The 2013 CAP reform ensures that by the year 2019 farmers will receive a minimum support per hectare.
The auditors found that a standard amount of support per hectare, by definition, does not take account of the specific conditions of the farm such as the cost of farming, the income generated, the profitability of the farm or the need for EU income support.
“As the overall amount of support paid to a holding is proportional to the number of hectares farmed, BPS tends to favour larger farms who can realise economies of size more than smaller farms.
“Some large-scale extensive farms or land managers with a historically low level of support could be affected by substantial increases in EU income support without this being associated with a change in the way they farm, in their costs or in the market,” the report found.
Examples of windfall profits due to a reduction of holding sizes
"The size of windfall profits could be significant. In Spain the authorities clawed back reference amounts of more than €75m from more than 7,000 farmers which they could use for allocation to start-up farmers. This represents around 3pc of the BPS support paid in Spain.
"As France did not apply the windfall profit clause, the total level of windfall profits which farmers realised is not known. However, we found individual farmers who had received direct payments in 2014 but who in 2015 transferred nearly all their land to other farmers, including family members.
"In extreme cases they kept just a small piece of land, sometimes only 0.01 ha on which they were allowed to accumulate their entire reference amount which resulted in BPS entitlement values of up to €9,000 and more. This was legally possible, because France, unlike other Member States, had not established a minimum area of land that farmers needed in order to claim for BPS entitlements."
Examples of redistribution as a result of the 2013 reform without changes in farming:
“In Italy we found an extensive sheep and cattle breeder with around 270 ha of eligible land, mostly public poor grassland. Before 2015 the farmer had received around €5,000 in annual direct support. With the introduction of the BPS the farmer received BPS entitlements whose value increased to around €61,000.

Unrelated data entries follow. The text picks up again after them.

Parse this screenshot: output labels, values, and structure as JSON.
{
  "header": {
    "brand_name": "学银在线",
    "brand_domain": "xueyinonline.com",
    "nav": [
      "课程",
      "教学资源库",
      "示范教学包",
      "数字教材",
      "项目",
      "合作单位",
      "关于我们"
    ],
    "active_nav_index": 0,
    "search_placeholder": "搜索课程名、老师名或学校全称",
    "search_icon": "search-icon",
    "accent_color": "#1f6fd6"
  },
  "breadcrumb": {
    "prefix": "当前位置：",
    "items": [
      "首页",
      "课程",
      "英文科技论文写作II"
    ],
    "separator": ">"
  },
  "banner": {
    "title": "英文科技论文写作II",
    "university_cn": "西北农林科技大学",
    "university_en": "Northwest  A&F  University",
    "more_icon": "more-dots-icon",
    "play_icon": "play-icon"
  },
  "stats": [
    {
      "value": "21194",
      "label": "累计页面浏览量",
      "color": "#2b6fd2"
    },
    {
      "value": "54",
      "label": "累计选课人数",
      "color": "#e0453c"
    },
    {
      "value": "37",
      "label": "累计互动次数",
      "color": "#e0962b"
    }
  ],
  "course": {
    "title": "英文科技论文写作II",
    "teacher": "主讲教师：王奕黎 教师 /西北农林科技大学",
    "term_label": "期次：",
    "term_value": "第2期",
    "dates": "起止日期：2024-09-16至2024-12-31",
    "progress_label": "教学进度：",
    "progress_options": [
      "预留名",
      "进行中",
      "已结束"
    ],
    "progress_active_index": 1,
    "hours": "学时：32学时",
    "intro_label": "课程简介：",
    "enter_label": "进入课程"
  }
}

“In the United Kingdom (Scotland), we found a farmer who owned several thousand hectares of poor permanent grassland. The farmer had never been involved in agricultural production but before the reform he had bought payment entitlements from other farmers and thus benefitted from around €27,000 in SPS support. With the introduction of the BPS, he received BPS entitlements of a total value of more than €34,000. Due to convergence their value will go up to around €130,000 by the year 2019.”

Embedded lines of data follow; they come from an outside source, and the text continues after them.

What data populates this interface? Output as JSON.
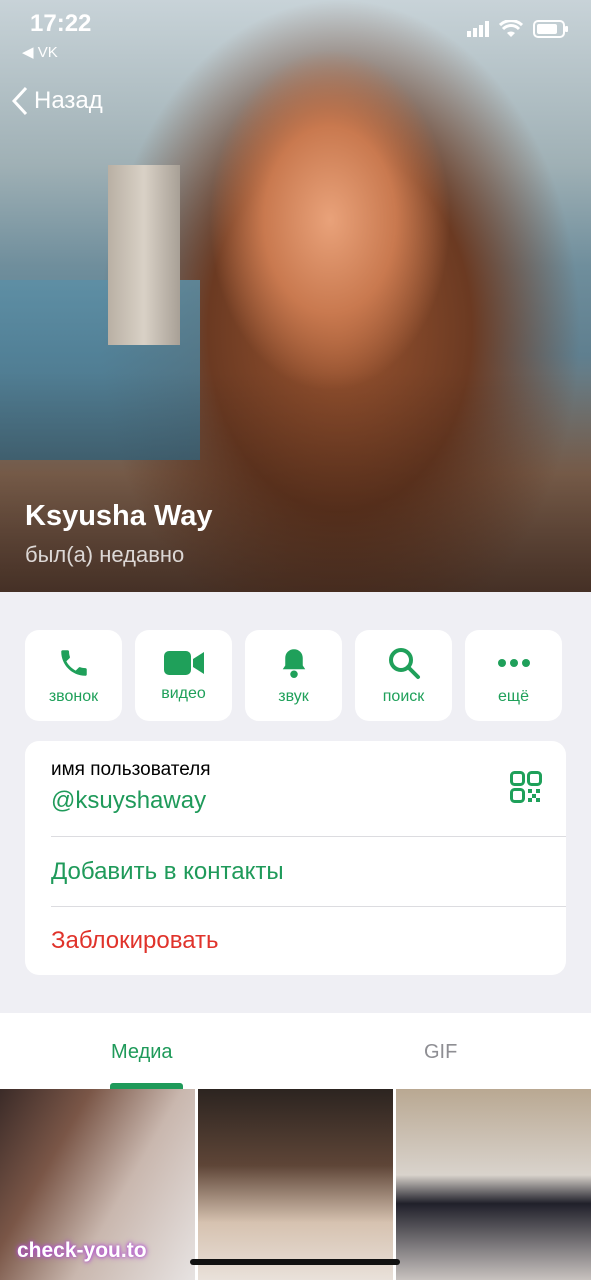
{
  "status_bar": {
    "time": "17:22",
    "back_app": "◀ VK"
  },
  "nav": {
    "back_label": "Назад"
  },
  "profile": {
    "name": "Ksyusha Way",
    "status": "был(а) недавно"
  },
  "actions": [
    {
      "label": "звонок",
      "icon": "phone-icon"
    },
    {
      "label": "видео",
      "icon": "video-icon"
    },
    {
      "label": "звук",
      "icon": "bell-icon"
    },
    {
      "label": "поиск",
      "icon": "search-icon"
    },
    {
      "label": "ещё",
      "icon": "more-icon"
    }
  ],
  "info": {
    "username_title": "имя пользователя",
    "username_value": "@ksuyshaway",
    "add_contact": "Добавить в контакты",
    "block": "Заблокировать"
  },
  "tabs": {
    "media": "Медиа",
    "gif": "GIF"
  },
  "watermark": "check-you.to",
  "colors": {
    "accent": "#1f9a5a",
    "danger": "#e0332b",
    "background": "#efeff4"
  }
}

The auditors concluded that the scheme is operationally on track, but that its impact on simplification, targeting and the convergence of aid levels is limited.
Control systems in the visited Member States largely reduced the risk of incorrect calculation, and payments overall were not materially affected by error.
However, in some cases, entitlement values were inaccurate, calculated only provisionally or based on estimates.
The Commission provided Member States with extensive guidance, but it could not always ensure that the rules were applied consistently; it also lacked important monitoring information.
For the current BPS scheme (applicable until 2020), the auditors make a number of recommendations to the Commission concerning the allocation and calculation of BPS entitlements, addressing the national paying agencies’ key controls, the Commission’s systems for disseminating information among Member States, and the role of national certification bodies.
For the period after 2020, they recommend that the Commission should analyse the factors impacting income for all groups of farmers, their income support needs and the value of the public goods that farmers provide.
From the outset, it should link the proposed measures to appropriate operational objectives and baselines against which performance could be compared.